In four topsy-turvy seasons as Florida's starting quarterback, Chris Leak has needed a thick, tough hide to survive.
But he's proven to be one tough Gator.
Leak has had to endure three offensive coordinators and two head coaches during his tenure in Gainesville.
And this year, he was forced to surrender some of his snaps to freshman Tim Tebow, who is primarily a running quarterback.
Yet Leak has overcome all the obstacles and potential roadblocks that have been thrown at him.
He will make his final start - the 47th of his career - for the Gators (12-1) on Jan. 8 against top-ranked Ohio State (12-0) in the national championship game in Glendale, Ariz.
Leak will lug a 34-12 record into his much-ballyhooed matchup with Heisman winner Troy Smith in the desert.
"My main focus is to try and prepare for the game the best I can," Leak said. "How can I help my team win?

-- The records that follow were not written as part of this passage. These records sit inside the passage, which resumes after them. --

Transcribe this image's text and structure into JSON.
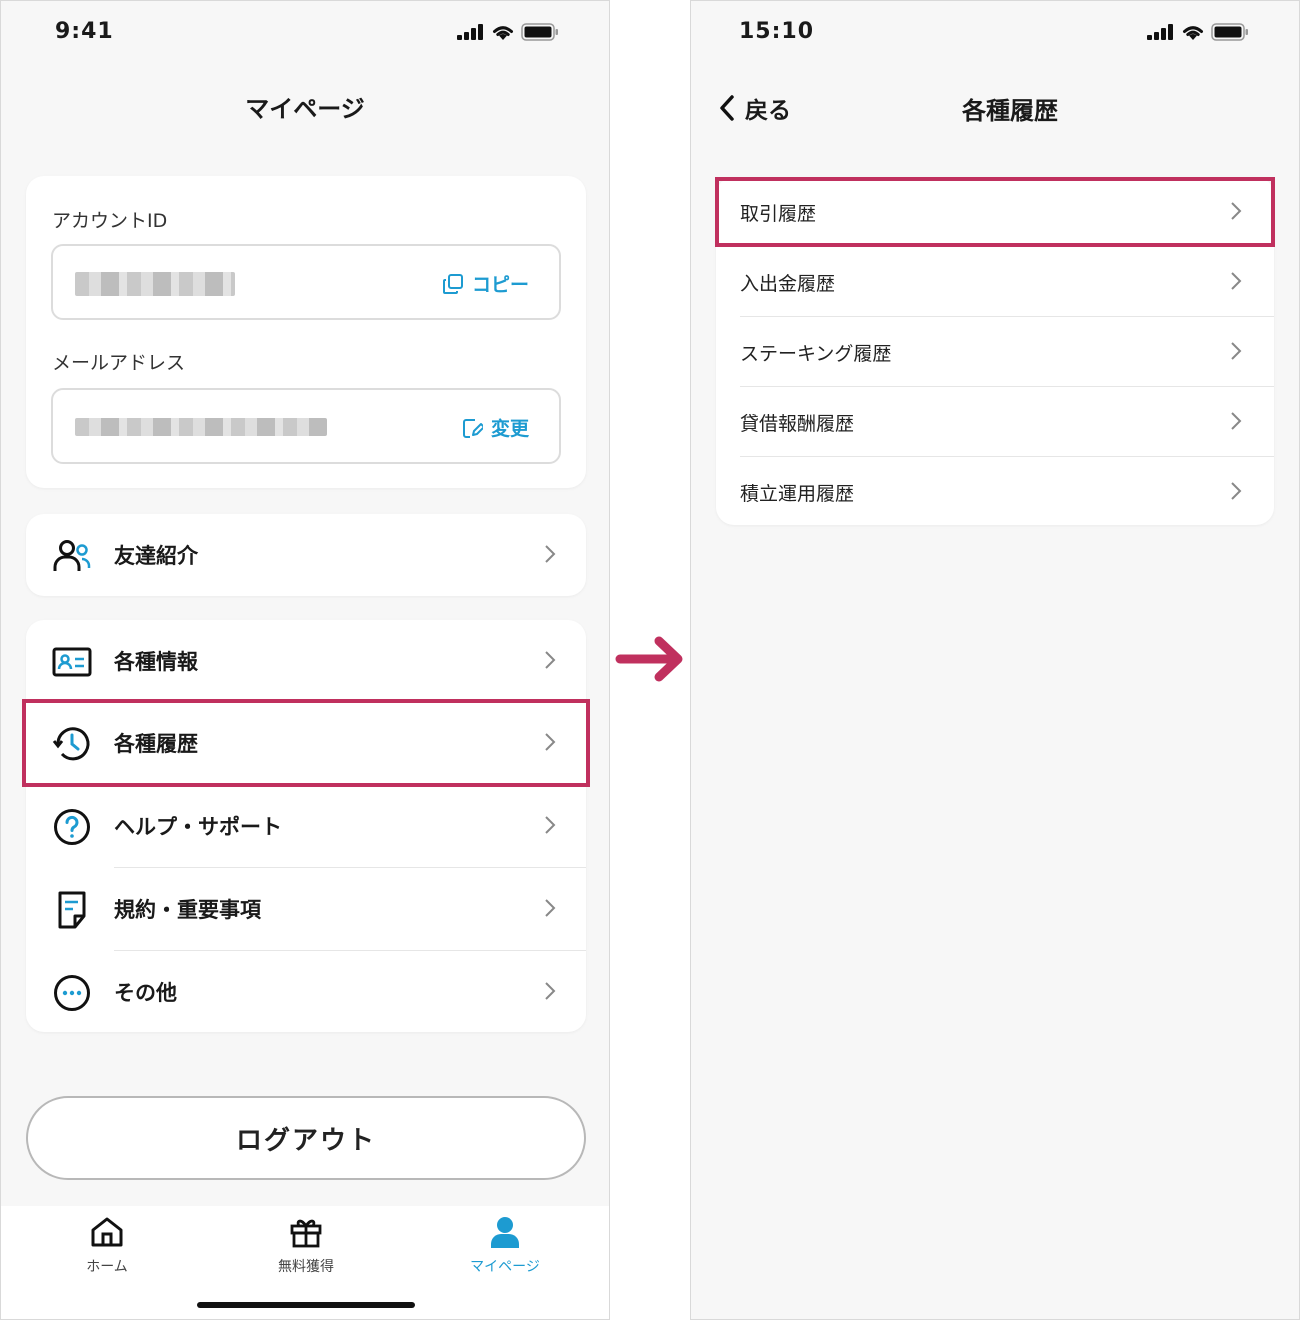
{
  "left_screen": {
    "status_time": "9:41",
    "title": "マイページ",
    "account": {
      "id_label": "アカウントID",
      "copy_label": "コピー",
      "email_label": "メールアドレス",
      "change_label": "変更"
    },
    "referral": {
      "label": "友達紹介",
      "icon": "people-icon"
    },
    "menu": [
      {
        "label": "各種情報",
        "icon": "id-card-icon"
      },
      {
        "label": "各種履歴",
        "icon": "history-icon",
        "highlighted": true
      },
      {
        "label": "ヘルプ・サポート",
        "icon": "question-icon"
      },
      {
        "label": "規約・重要事項",
        "icon": "document-icon"
      },
      {
        "label": "その他",
        "icon": "more-icon"
      }
    ],
    "logout_label": "ログアウト",
    "tabs": [
      {
        "label": "ホーム",
        "icon": "home-icon"
      },
      {
        "label": "無料獲得",
        "icon": "gift-icon"
      },
      {
        "label": "マイページ",
        "icon": "person-icon",
        "active": true
      }
    ]
  },
  "right_screen": {
    "status_time": "15:10",
    "back_label": "戻る",
    "title": "各種履歴",
    "items": [
      {
        "label": "取引履歴",
        "highlighted": true
      },
      {
        "label": "入出金履歴"
      },
      {
        "label": "ステーキング履歴"
      },
      {
        "label": "貸借報酬履歴"
      },
      {
        "label": "積立運用履歴"
      }
    ]
  },
  "colors": {
    "accent": "#1d9bd1",
    "highlight": "#c0305e",
    "background": "#f7f7f7"
  }
}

That's how I've always looked at it in my four years at Florida."
Leak earned his first ring at Florida 12 days ago, leading the Gators past Arkansas for their first Southeastern Conference championship since 2000.
That solidified his spot as one of the Gators' top five quarterbacks of all-time. He joined Shane Matthews, who led the Gators to their first SEC championship in 1991; Danny Wuerffel, who won four titles from 1993-96 and the national championship as a senior; Rex Grossman, who captured the 2000 SEC crown, and Steve Spurrier, the 1966 Heisman winner and school's coach from 1990-2001.
Smith, meanwhile, has proven over and over that he is a prime-time performer in big games.
He finished his career 3-0 against Michigan, and is 25-2 as the Buckeyes' starter.
Smith, the most versatile quarterback in school history, had no real challenger in his landslide Heisman victory.
From afar, Leak has admired his counterpart's incredible season.
"Just the way he handles himself, the way he always gives credit to his teammates, the way he is accountable to his teammates, his family and his coaches, is the mark of a very mature young man," Leak said. "I think the Heisman Trophy was well-deserved for him.
"He's very talented and very humble, and I think he's done an excellent job."
Of the last five Heisman winners who have played for the national title, only USC's Matt Leinart (2004) was successful in winning a national championship in the same season.
But Smith doesn't buy into the Heisman hangover, brushing aside the question like he would a soft pass rusher.
"I don't buy into superstitions or premonitions, those things aren't me," he said.
Just like Smith, Leak has proven to be unselfish.
The 6-foot, 207-pound senior has had to watch from the sideline while Tebow runs coach Urban Meyer's offense in short-yardage situations, but Leak has excelled when he's on the field.
He has thrown for 2,729 yards and 22 touchdowns and directed game-winning, fourth-quarter drives against Tennessee, South Carolina and Florida State.
Tebow has made a handful of highlight-reel plays, and is the team's second-leading rusher with 430 yards and seven touchdowns.
The two-quarterback system has worked well.
It has been a good change of pace.
Leak and the Gators plan to use the same attack against Ohio State's defense.
But that still may not be enough to take a bite out of the Buckeyes.